Milestone Report for Coursera Capstone Project

Exploratory Data Analysis

This report is part of the Coursera data science capstone project.The goal of this report is to understand the basic relationships you observe in the data and prepare to build my first linguistic models. The training dataset can be find out here. The dataset contains 3 files across four languages (Russian, Finnish, German and English). This report will focus on the English language datasets. The names of the data files are as follows:

en_US.blogs.txt
en_US.twitter.txt
en_US.news.txt

Summary and Description of the dataset

##      File Size (MG)   Lines    Words Avg by lines
## 1   blogs       205  899288 37546246     41.75108
## 2    news       201 1010242 34762395     34.40997
## 3 twitter       163 2360148 30093410     12.75065

The goal for this prediction model is to minimize both the size and runtime of the model in order to provide a reasonable experience to the user. In order to accomplish this goal we use a random sample of 30000 lines of the originals 4,269,678.

Cleaning the Data

Taking less than a 1% random sample of the initial corpus, so we can manage it easily for exploration, we do some basic text mining preprocessing:

lower all the words
remove numbers
remove punctuation
remove profanity words bad-words list

# Creating a corpus using a VectorSource
corpus <- VCorpus(source)
rm(source)
data.frame(text=unlist(sapply(corpus, `[`, "content")), stringsAsFactors=F)[10,]

## [1] "4.Tribute My Ass"

corpus <- tm_map(corpus, content_transformer(tolower))
data.frame(text=unlist(sapply(corpus, `[`, "content")), stringsAsFactors=F)[10,]

## [1] "4.tribute my ass"

corpus <- tm_map(corpus, removeNumbers)
data.frame(text=unlist(sapply(corpus, `[`, "content")), stringsAsFactors=F)[10,]

## [1] ".tribute my ass"

corpus <- tm_map(corpus, removePunctuation)
data.frame(text=unlist(sapply(corpus, `[`, "content")), stringsAsFactors=F)[10,]

## [1] "tribute my ass"

corpus <- tm_map(corpus, removeWords, profanity_vector) 
data.frame(text=unlist(sapply(corpus, `[`, "content")), stringsAsFactors=F)[10,]

## [1] "tribute my "

corpus <- tm_map(corpus, stripWhitespace)
data.frame(text=unlist(sapply(corpus, `[`, "content")), stringsAsFactors=F)[10,]

## [1] "tribute my "

Creating a corpus and analysing the frequencies

Corpus is tokenized into 1,2 and 3 grams and Term Document Matrices are created to understand the frequency of words and phrases:

dataframe <- data.frame(text=unlist(sapply(corpus, '[',"content")),stringsAsFactors=F)
tokenize_ngrams <- function(x, n=3) {
    return(textcnt(x,method="string",n=n,decreasing=TRUE))}

unigrams <- tokenize_ngrams(dataframe,n=1)
bigrams <- tokenize_ngrams(dataframe,n=2)
trigrams <- tokenize_ngrams(dataframe,n=3)

freq_ngram <- function(txtcnt){
    return(data.frame(word=rownames(as.data.frame(unclass(txtcnt))),
                      freq=unclass(txtcnt)))}
unigramFreq <- freq_ngram(unigrams)
bigramFreq <- freq_ngram(bigrams)
trigramFreq <- freq_ngram(trigrams)

Distributions of word frequencies

The following plot show the unigram that repeats more than 5000 and 100 times.

What are the frequencies of bigrams and trigrams in the dataset?

The following plots show the bigrams and trigrams that repeat more than 800 and 100 times respectively:

How many unique words do you need in a frequency sorted dictionary to cover 50% of all word instances in the language? 90%?

The 50% of the corpus is covered with only 142 words and 90% of the corpus is covered with only 7,418 words.

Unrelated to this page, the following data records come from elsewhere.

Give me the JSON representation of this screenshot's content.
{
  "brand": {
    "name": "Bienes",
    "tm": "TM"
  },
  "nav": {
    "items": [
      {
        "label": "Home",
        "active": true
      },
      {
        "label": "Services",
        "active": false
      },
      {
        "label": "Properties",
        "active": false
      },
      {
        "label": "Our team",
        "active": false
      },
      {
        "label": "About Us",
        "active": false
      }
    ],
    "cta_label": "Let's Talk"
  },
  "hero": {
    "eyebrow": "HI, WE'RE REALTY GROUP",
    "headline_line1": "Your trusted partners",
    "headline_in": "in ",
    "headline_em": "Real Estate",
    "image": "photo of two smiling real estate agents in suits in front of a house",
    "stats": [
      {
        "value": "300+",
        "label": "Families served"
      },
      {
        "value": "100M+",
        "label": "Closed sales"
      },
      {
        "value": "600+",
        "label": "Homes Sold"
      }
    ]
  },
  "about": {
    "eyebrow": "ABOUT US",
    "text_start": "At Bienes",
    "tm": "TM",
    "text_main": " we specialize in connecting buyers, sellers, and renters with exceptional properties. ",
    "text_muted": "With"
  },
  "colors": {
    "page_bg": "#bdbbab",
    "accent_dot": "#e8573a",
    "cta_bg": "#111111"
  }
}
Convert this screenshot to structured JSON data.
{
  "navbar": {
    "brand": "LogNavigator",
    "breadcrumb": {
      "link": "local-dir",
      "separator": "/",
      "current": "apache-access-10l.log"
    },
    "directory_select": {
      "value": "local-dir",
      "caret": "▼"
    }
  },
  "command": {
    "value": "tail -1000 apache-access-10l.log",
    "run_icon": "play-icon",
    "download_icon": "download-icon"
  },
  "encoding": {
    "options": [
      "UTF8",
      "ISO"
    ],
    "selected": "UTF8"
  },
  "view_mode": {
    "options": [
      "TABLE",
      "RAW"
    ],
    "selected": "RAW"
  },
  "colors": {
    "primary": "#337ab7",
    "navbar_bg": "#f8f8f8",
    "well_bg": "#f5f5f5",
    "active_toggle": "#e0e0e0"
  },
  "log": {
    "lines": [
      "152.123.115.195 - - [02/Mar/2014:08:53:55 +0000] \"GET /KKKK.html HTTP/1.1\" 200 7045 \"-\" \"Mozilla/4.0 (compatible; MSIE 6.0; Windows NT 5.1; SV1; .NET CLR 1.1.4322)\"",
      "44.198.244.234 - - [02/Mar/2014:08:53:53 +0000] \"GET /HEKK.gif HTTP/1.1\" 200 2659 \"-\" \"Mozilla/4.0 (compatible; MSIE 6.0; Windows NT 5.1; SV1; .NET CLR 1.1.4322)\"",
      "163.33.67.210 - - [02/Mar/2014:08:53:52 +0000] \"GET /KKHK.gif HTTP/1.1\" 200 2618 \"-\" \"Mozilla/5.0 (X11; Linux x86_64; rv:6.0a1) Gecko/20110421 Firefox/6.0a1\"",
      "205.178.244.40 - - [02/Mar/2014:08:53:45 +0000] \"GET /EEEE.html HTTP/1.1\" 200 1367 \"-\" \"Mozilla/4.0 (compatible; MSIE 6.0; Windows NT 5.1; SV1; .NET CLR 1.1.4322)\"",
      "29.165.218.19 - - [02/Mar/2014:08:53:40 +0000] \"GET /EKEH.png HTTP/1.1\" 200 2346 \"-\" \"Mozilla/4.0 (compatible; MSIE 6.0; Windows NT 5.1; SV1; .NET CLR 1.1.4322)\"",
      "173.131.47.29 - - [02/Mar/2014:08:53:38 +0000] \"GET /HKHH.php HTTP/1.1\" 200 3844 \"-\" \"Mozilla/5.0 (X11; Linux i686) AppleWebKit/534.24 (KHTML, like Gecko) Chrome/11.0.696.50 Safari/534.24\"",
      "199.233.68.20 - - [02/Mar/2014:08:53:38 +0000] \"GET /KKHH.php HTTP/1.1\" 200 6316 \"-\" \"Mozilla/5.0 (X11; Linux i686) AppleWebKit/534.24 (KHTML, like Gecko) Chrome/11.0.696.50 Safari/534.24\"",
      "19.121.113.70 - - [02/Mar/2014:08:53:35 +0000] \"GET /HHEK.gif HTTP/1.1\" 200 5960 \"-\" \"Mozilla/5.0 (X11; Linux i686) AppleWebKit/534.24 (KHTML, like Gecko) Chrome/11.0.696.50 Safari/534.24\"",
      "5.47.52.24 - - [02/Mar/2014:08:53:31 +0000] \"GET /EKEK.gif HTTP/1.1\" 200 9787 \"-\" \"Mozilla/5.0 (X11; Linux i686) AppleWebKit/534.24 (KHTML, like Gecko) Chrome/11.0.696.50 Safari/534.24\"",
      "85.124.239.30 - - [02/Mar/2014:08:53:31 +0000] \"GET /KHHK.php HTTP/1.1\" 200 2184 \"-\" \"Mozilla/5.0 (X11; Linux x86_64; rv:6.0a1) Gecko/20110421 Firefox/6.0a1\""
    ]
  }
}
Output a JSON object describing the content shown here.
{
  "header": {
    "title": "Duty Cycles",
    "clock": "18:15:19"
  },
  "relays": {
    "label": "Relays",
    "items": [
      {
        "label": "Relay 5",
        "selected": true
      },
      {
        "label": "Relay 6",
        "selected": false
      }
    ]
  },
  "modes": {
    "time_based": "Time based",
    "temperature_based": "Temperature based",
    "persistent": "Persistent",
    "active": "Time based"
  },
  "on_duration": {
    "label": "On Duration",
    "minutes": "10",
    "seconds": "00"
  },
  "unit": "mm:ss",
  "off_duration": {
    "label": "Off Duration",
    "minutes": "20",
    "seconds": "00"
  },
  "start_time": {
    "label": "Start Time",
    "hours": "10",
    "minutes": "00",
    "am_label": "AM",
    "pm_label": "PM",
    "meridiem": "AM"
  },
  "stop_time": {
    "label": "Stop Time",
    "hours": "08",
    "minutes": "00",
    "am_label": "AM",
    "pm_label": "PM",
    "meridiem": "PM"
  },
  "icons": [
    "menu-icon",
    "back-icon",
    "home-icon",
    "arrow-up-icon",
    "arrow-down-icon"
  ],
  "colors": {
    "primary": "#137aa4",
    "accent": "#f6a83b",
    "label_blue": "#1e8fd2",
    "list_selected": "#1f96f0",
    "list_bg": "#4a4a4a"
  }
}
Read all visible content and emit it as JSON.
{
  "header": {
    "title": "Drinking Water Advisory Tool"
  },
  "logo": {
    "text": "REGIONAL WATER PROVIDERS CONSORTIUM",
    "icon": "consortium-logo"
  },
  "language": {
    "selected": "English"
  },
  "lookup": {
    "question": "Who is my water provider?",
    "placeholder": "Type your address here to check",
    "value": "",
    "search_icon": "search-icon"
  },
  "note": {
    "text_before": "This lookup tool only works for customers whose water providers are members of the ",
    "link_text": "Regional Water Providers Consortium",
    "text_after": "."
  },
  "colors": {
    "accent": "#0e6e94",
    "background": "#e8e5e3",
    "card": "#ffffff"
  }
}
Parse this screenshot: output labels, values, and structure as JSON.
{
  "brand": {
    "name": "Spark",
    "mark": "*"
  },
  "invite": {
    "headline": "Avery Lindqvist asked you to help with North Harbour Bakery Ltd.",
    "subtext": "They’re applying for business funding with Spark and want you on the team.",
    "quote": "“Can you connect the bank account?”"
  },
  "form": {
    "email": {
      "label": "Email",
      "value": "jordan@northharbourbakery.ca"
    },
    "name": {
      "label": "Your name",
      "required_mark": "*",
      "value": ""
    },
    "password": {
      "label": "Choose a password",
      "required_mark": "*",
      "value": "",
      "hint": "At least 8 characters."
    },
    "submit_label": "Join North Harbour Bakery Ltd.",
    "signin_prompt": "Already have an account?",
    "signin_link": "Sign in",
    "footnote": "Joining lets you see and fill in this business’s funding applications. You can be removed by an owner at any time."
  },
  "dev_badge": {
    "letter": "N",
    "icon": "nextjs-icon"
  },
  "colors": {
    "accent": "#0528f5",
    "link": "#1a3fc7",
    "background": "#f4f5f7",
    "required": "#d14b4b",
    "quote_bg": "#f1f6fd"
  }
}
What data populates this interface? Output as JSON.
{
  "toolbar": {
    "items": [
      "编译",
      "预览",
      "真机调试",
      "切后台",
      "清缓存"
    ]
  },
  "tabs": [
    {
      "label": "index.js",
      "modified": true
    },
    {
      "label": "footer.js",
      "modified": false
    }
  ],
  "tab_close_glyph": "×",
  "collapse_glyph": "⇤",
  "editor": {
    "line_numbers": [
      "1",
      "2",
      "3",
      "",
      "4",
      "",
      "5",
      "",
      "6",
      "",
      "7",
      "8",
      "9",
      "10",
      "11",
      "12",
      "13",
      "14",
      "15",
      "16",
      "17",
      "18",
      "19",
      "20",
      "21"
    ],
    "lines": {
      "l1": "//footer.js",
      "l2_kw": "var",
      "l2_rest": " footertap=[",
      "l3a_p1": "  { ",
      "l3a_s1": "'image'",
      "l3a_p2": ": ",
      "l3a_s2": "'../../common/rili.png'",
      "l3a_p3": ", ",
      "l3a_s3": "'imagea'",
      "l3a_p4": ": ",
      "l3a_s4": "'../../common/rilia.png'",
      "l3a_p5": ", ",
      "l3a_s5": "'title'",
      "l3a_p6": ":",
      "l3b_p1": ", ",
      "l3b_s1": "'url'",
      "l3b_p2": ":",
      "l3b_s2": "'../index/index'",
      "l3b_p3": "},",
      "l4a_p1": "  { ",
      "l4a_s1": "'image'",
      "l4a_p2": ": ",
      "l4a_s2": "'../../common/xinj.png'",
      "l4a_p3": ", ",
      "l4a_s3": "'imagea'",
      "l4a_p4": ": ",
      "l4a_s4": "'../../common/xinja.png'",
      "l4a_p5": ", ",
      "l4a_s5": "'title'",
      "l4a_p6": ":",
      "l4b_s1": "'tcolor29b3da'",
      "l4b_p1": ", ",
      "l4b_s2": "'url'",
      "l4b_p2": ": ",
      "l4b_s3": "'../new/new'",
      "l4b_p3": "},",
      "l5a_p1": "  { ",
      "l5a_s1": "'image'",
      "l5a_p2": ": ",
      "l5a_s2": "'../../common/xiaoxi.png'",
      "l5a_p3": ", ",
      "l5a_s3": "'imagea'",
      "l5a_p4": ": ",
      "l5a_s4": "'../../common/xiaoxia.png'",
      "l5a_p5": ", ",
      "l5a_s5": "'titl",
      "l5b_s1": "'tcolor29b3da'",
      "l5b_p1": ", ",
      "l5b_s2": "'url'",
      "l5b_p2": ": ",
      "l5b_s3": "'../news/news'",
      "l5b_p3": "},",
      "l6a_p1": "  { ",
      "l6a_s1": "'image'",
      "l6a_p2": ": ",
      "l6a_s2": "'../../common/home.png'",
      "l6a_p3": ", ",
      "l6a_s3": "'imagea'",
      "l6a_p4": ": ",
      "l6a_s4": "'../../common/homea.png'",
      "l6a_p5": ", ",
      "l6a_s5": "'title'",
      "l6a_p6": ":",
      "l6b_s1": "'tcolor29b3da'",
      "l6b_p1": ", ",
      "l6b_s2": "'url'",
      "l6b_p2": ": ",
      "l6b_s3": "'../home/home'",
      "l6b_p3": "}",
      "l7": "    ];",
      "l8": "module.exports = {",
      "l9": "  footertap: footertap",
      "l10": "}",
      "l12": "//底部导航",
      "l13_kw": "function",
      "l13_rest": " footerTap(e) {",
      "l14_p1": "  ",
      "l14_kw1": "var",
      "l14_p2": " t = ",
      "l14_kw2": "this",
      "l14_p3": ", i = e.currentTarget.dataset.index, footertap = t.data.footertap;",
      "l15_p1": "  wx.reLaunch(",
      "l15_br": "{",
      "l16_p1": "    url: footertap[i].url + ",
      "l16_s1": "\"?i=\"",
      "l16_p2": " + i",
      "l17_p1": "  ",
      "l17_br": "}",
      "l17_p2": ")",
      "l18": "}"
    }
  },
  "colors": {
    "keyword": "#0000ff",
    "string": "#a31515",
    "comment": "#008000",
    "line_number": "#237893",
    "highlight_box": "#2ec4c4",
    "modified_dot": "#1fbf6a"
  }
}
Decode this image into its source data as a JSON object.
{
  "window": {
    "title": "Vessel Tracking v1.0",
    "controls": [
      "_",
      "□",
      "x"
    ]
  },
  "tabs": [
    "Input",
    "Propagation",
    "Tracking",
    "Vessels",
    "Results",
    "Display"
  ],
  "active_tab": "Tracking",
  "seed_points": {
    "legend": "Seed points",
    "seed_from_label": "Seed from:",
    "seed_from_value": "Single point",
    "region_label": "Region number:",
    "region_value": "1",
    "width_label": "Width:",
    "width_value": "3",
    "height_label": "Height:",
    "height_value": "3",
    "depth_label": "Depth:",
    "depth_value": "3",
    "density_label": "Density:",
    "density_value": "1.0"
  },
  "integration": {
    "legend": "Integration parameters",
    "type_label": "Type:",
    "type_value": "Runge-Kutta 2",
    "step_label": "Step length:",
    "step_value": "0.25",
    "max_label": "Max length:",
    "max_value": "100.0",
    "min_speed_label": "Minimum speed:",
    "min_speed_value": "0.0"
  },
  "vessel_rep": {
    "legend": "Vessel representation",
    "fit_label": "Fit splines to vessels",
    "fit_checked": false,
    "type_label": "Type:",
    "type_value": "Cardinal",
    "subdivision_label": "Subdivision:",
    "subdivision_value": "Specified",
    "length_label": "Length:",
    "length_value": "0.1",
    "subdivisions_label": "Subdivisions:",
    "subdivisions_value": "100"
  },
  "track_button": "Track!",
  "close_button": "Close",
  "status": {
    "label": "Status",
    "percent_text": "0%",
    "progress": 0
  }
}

This correspponds to 0.328%, 17.13% of word dictionary for the corpus respectively.

How do you evaluate how many of the words come from foreign languages?

The code developed does not discriminate languages. When it is necessary to evaluate words from foreign languages, one can make use of the “tm_map” function to “removeWords” based on a language dictionary.

Increasing Coverage

There are several ways that could be used to increase the coverage. One of them is Stemming:

Do we need to draw a distinction between the following words? argue argued argues arguing
Could all be represented by a common stem, argu
Algorithmic process of performing this reduction is called stemming.